Millimetergroße, exakt aufeinander abgestimmte Furnierstückchen wurden auf einen Kirschholz- oder Eichenkorpus furniert. Messingbänder betonen die Umrisse, vergoldete Bronzefüße und raffinierte Einlagen steigern den Eindruck des Meisterwerks in Miniaturformat. Quasi zum Markenzeichen wurden die über einen inneren Knopfdruck herausspringenden flachen Seitenschübe in der Basis ebenso wie die kleinen quadratischen Türchen im Schlossbeschlag, die mittels eines Druckknopfs im Boden aufspringen und das Schloss freigeben, um den Schlüssel einzustecken. In Serien hergestellt, besaß jedes einzelne eine individuelle Ausstattung, eine Besonderheit, wie z.B. die kleine, fein gravierte Messingkartusche auf dem Deckel. Die Schatullen wurden in mehreren Größen angeboten und waren nicht ausschließlich für Tee gedacht, sondern für einen beliebigen wertvollen Inhalt.

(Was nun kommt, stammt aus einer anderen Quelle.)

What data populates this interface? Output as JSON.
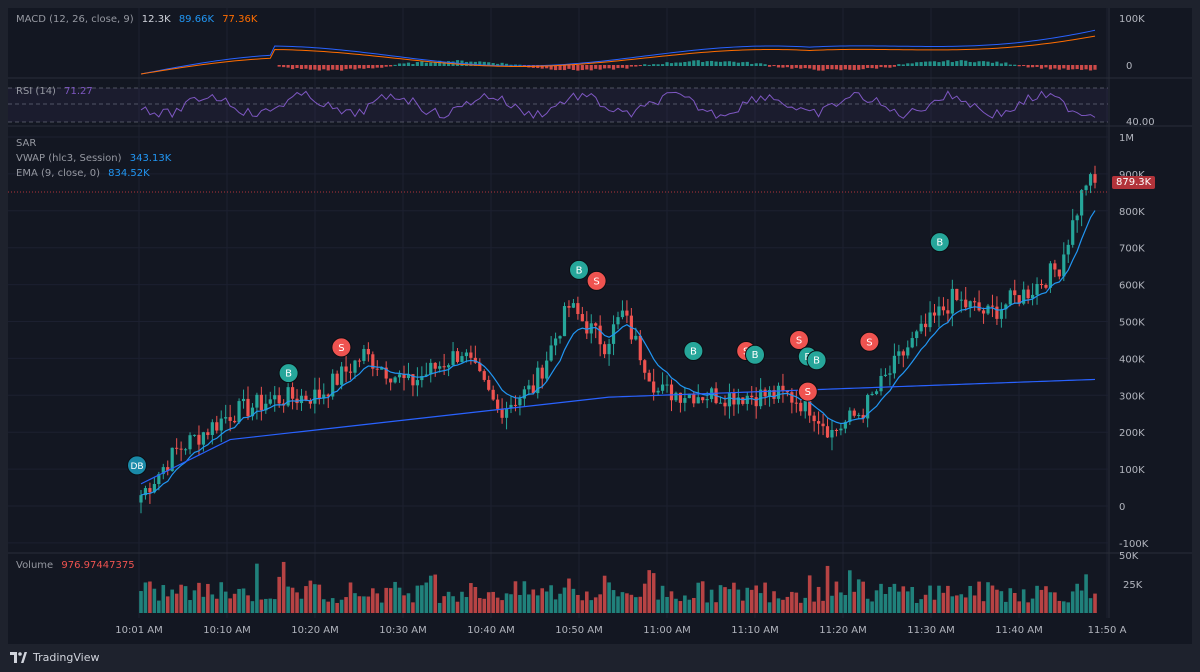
{
  "macd": {
    "title": "MACD (12, 26, close, 9)",
    "hist": "12.3K",
    "macd": "89.66K",
    "signal": "77.36K",
    "axis": [
      "100K",
      "0"
    ]
  },
  "rsi": {
    "title": "RSI (14)",
    "value": "71.27",
    "axis": [
      "40.00"
    ]
  },
  "main": {
    "legend": [
      {
        "name": "SAR",
        "value": ""
      },
      {
        "name": "VWAP (hlc3, Session)",
        "value": "343.13K"
      },
      {
        "name": "EMA (9, close, 0)",
        "value": "834.52K"
      }
    ],
    "y_ticks": [
      "1M",
      "900K",
      "800K",
      "700K",
      "600K",
      "500K",
      "400K",
      "300K",
      "200K",
      "100K",
      "0",
      "-100K"
    ],
    "last_price": "879.3K"
  },
  "volume": {
    "title": "Volume",
    "value": "976.97447375",
    "axis": [
      "50K",
      "25K"
    ]
  },
  "time_labels": [
    "10:01 AM",
    "10:10 AM",
    "10:20 AM",
    "10:30 AM",
    "10:40 AM",
    "10:50 AM",
    "11:00 AM",
    "11:10 AM",
    "11:20 AM",
    "11:30 AM",
    "11:40 AM",
    "11:50 A"
  ],
  "signals": [
    {
      "label": "DB",
      "type": "buy",
      "time": "10:01 AM",
      "price": 110000
    },
    {
      "label": "B",
      "type": "buy",
      "time": "10:17 AM",
      "price": 360000
    },
    {
      "label": "S",
      "type": "sell",
      "time": "10:23 AM",
      "price": 430000
    },
    {
      "label": "B",
      "type": "buy",
      "time": "10:50 AM",
      "price": 640000
    },
    {
      "label": "S",
      "type": "sell",
      "time": "10:52 AM",
      "price": 610000
    },
    {
      "label": "B",
      "type": "buy",
      "time": "11:03 AM",
      "price": 420000
    },
    {
      "label": "S",
      "type": "sell",
      "time": "11:09 AM",
      "price": 420000
    },
    {
      "label": "B",
      "type": "buy",
      "time": "11:10 AM",
      "price": 410000
    },
    {
      "label": "S",
      "type": "sell",
      "time": "11:15 AM",
      "price": 450000
    },
    {
      "label": "B",
      "type": "buy",
      "time": "11:16 AM",
      "price": 405000
    },
    {
      "label": "B",
      "type": "buy",
      "time": "11:17 AM",
      "price": 395000
    },
    {
      "label": "S",
      "type": "sell",
      "time": "11:16 AM",
      "price": 310000
    },
    {
      "label": "S",
      "type": "sell",
      "time": "11:23 AM",
      "price": 445000
    },
    {
      "label": "B",
      "type": "buy",
      "time": "11:31 AM",
      "price": 715000
    }
  ],
  "colors": {
    "up": "#26a69a",
    "down": "#ef5350",
    "vwap": "#2962ff",
    "ema": "#2196f3",
    "macd": "#2962ff",
    "signal": "#ff6d00",
    "rsi": "#7e57c2",
    "bg": "#131722"
  },
  "brand": "TradingView"
}
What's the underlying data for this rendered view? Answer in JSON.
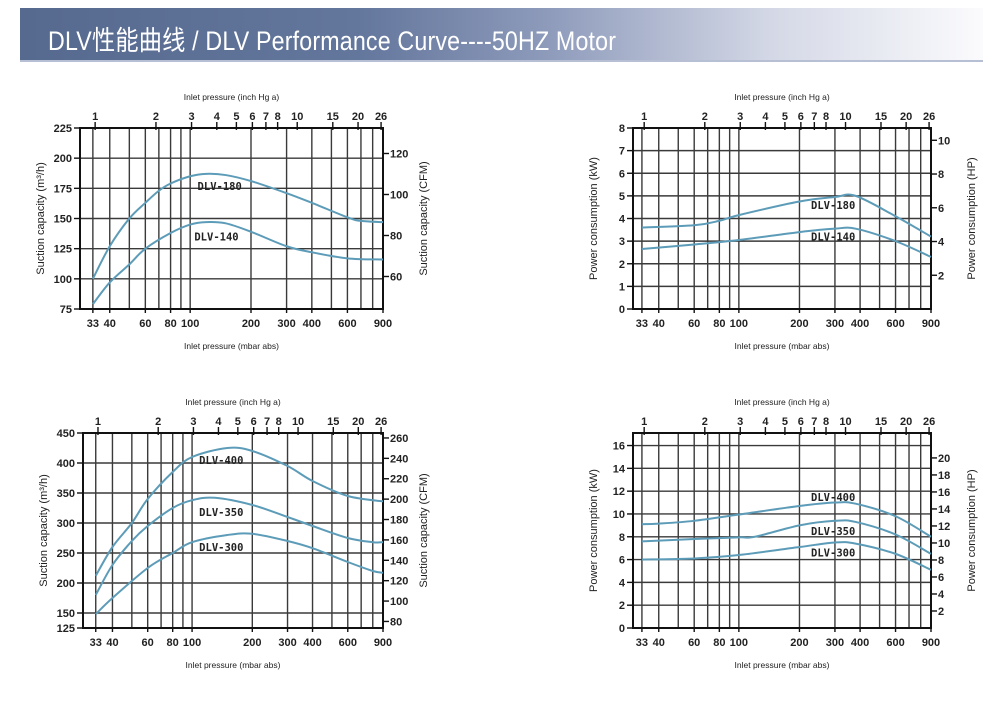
{
  "header": {
    "title": "DLV性能曲线 / DLV Performance Curve----50HZ Motor"
  },
  "colors": {
    "curve": "#5d9cb8",
    "grid": "#3a3a3a",
    "frame": "#111111",
    "banner": "#5a6d94"
  },
  "chart_data": [
    {
      "id": "capacity-small",
      "type": "line",
      "xscale": "log",
      "xlim": [
        28.5,
        900
      ],
      "ylim": [
        75,
        225
      ],
      "xlabel": "Inlet pressure (mbar abs)",
      "x2label": "Inlet pressure (inch Hg a)",
      "ylabel": "Suction capacity (m³/h)",
      "y2label": "Suction capacity (CFM)",
      "xticks": [
        "33",
        "40",
        "60",
        "80",
        "100",
        "200",
        "300",
        "400",
        "600",
        "900"
      ],
      "x2ticks": [
        "1",
        "2",
        "3",
        "4",
        "5",
        "6",
        "7",
        "8",
        "10",
        "15",
        "20",
        "26"
      ],
      "yticks": [
        "75",
        "100",
        "125",
        "150",
        "175",
        "200",
        "225"
      ],
      "y2ticks": [
        "60",
        "80",
        "100",
        "120"
      ],
      "y2factor": 0.5886,
      "grid": true,
      "series": [
        {
          "name": "DLV-180",
          "label_at": [
            140,
            177
          ],
          "x": [
            33,
            40,
            50,
            60,
            70,
            80,
            100,
            120,
            150,
            200,
            300,
            400,
            600,
            700,
            900
          ],
          "y": [
            100,
            127,
            150,
            163,
            173,
            179,
            185,
            187,
            186,
            181,
            171,
            163,
            151,
            148,
            147
          ]
        },
        {
          "name": "DLV-140",
          "label_at": [
            135,
            135
          ],
          "x": [
            33,
            40,
            50,
            60,
            80,
            100,
            120,
            150,
            200,
            300,
            400,
            600,
            900
          ],
          "y": [
            79,
            97,
            112,
            125,
            138,
            145,
            147,
            146,
            139,
            127,
            122,
            117,
            116
          ]
        }
      ]
    },
    {
      "id": "power-small",
      "type": "line",
      "xscale": "log",
      "xlim": [
        29.8,
        900
      ],
      "ylim": [
        0,
        8
      ],
      "xlabel": "Inlet pressure (mbar abs)",
      "x2label": "Inlet pressure (inch Hg a)",
      "ylabel": "Power consumption (kW)",
      "y2label": "Power consumption (HP)",
      "xticks": [
        "33",
        "40",
        "60",
        "80",
        "100",
        "200",
        "300",
        "400",
        "600",
        "900"
      ],
      "x2ticks": [
        "1",
        "2",
        "3",
        "4",
        "5",
        "6",
        "7",
        "8",
        "10",
        "15",
        "20",
        "26"
      ],
      "yticks": [
        "0",
        "1",
        "2",
        "3",
        "4",
        "5",
        "6",
        "7",
        "8"
      ],
      "y2ticks": [
        "2",
        "4",
        "6",
        "8",
        "10"
      ],
      "y2factor": 1.341,
      "grid": true,
      "series": [
        {
          "name": "DLV-180",
          "label_at": [
            294,
            4.6
          ],
          "x": [
            33,
            60,
            80,
            100,
            200,
            300,
            380,
            600,
            900
          ],
          "y": [
            3.6,
            3.7,
            3.9,
            4.15,
            4.75,
            4.95,
            5.0,
            4.1,
            3.2
          ]
        },
        {
          "name": "DLV-140",
          "label_at": [
            294,
            3.2
          ],
          "x": [
            33,
            60,
            100,
            200,
            300,
            380,
            600,
            900
          ],
          "y": [
            2.65,
            2.85,
            3.05,
            3.4,
            3.55,
            3.55,
            3.0,
            2.3
          ]
        }
      ]
    },
    {
      "id": "capacity-large",
      "type": "line",
      "xscale": "log",
      "xlim": [
        28.5,
        900
      ],
      "ylim": [
        125,
        450
      ],
      "xlabel": "Inlet pressure (mbar abs)",
      "x2label": "Inlet pressure (inch Hg a)",
      "ylabel": "Suction capacity (m³/h)",
      "y2label": "Suction capacity (CFM)",
      "xticks": [
        "33",
        "40",
        "60",
        "80",
        "100",
        "200",
        "300",
        "400",
        "600",
        "900"
      ],
      "x2ticks": [
        "1",
        "2",
        "3",
        "4",
        "5",
        "6",
        "7",
        "8",
        "10",
        "15",
        "20",
        "26"
      ],
      "yticks": [
        "125",
        "150",
        "200",
        "250",
        "300",
        "350",
        "400",
        "450"
      ],
      "y2ticks": [
        "80",
        "100",
        "120",
        "140",
        "160",
        "180",
        "200",
        "220",
        "240",
        "260"
      ],
      "y2factor": 0.5886,
      "grid": true,
      "series": [
        {
          "name": "DLV-400",
          "label_at": [
            140,
            405
          ],
          "x": [
            33,
            40,
            50,
            60,
            80,
            100,
            150,
            200,
            300,
            400,
            600,
            900
          ],
          "y": [
            212,
            260,
            300,
            340,
            385,
            410,
            425,
            420,
            395,
            370,
            345,
            336
          ]
        },
        {
          "name": "DLV-350",
          "label_at": [
            140,
            318
          ],
          "x": [
            33,
            40,
            50,
            60,
            80,
            100,
            130,
            200,
            300,
            400,
            600,
            800,
            900
          ],
          "y": [
            180,
            230,
            270,
            295,
            325,
            338,
            342,
            330,
            310,
            295,
            275,
            268,
            268
          ]
        },
        {
          "name": "DLV-300",
          "label_at": [
            140,
            260
          ],
          "x": [
            33,
            40,
            60,
            80,
            100,
            150,
            200,
            300,
            400,
            600,
            800,
            900
          ],
          "y": [
            148,
            175,
            225,
            250,
            268,
            280,
            282,
            270,
            258,
            235,
            220,
            217
          ]
        }
      ]
    },
    {
      "id": "power-large",
      "type": "line",
      "xscale": "log",
      "xlim": [
        29.8,
        900
      ],
      "ylim": [
        0,
        17.1
      ],
      "xlabel": "Inlet pressure (mbar abs)",
      "x2label": "Inlet pressure (inch Hg a)",
      "ylabel": "Power consumption (kW)",
      "y2label": "Power consumption (HP)",
      "xticks": [
        "33",
        "40",
        "60",
        "80",
        "100",
        "200",
        "300",
        "400",
        "600",
        "900"
      ],
      "x2ticks": [
        "1",
        "2",
        "3",
        "4",
        "5",
        "6",
        "7",
        "8",
        "10",
        "15",
        "20",
        "26"
      ],
      "yticks": [
        "0",
        "2",
        "4",
        "6",
        "8",
        "10",
        "12",
        "14",
        "16"
      ],
      "y2ticks": [
        "2",
        "4",
        "6",
        "8",
        "10",
        "12",
        "14",
        "16",
        "18",
        "20"
      ],
      "y2factor": 1.341,
      "grid": true,
      "series": [
        {
          "name": "DLV-400",
          "label_at": [
            294,
            11.5
          ],
          "x": [
            33,
            40,
            60,
            100,
            200,
            300,
            380,
            600,
            900
          ],
          "y": [
            9.1,
            9.15,
            9.4,
            9.95,
            10.7,
            11.0,
            10.9,
            9.8,
            8.0
          ]
        },
        {
          "name": "DLV-350",
          "label_at": [
            294,
            8.5
          ],
          "x": [
            33,
            60,
            100,
            120,
            200,
            300,
            380,
            600,
            900
          ],
          "y": [
            7.6,
            7.8,
            7.95,
            8.0,
            9.0,
            9.4,
            9.3,
            8.2,
            6.5
          ]
        },
        {
          "name": "DLV-300",
          "label_at": [
            294,
            6.6
          ],
          "x": [
            33,
            60,
            100,
            200,
            300,
            380,
            600,
            900
          ],
          "y": [
            6.0,
            6.1,
            6.4,
            7.1,
            7.5,
            7.4,
            6.5,
            5.1
          ]
        }
      ]
    }
  ]
}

Heute sind noch ungefähr 100 dieser preziösen Schatullen erhalten, die meisten allerdings im Format kleiner Teekästchen. Bis zur Hamburger Lotterie 1769 war ihr Erwerb ausschließlich der hochadligen Clientèle Abraham Roentgens vorbehalten. Erst die ab Ende der 1760er Jahre erhobene Teesteuer und auch der Geschmackswandel zum Klassizismus ließen die Nachfrage nach den aufwändigen Schatullen sinken.

Zertifikat

Gutachten Dietrich Fabian vom 10. Januar 1997.

Provenienz

Süddeutsche Privatsammlung.

Literaturhinweise

Die abgeschrägte Form mit ähnlicher Marketerie, allerdings mit konkavem Giebeldeckel, bei Fabian (Hg), Roentgen Möbel aus Neuwied. Leben und Werk von Abraham und David Roentgen, Bad Neustadt 1986, S. 283, Abb. 661 - 664.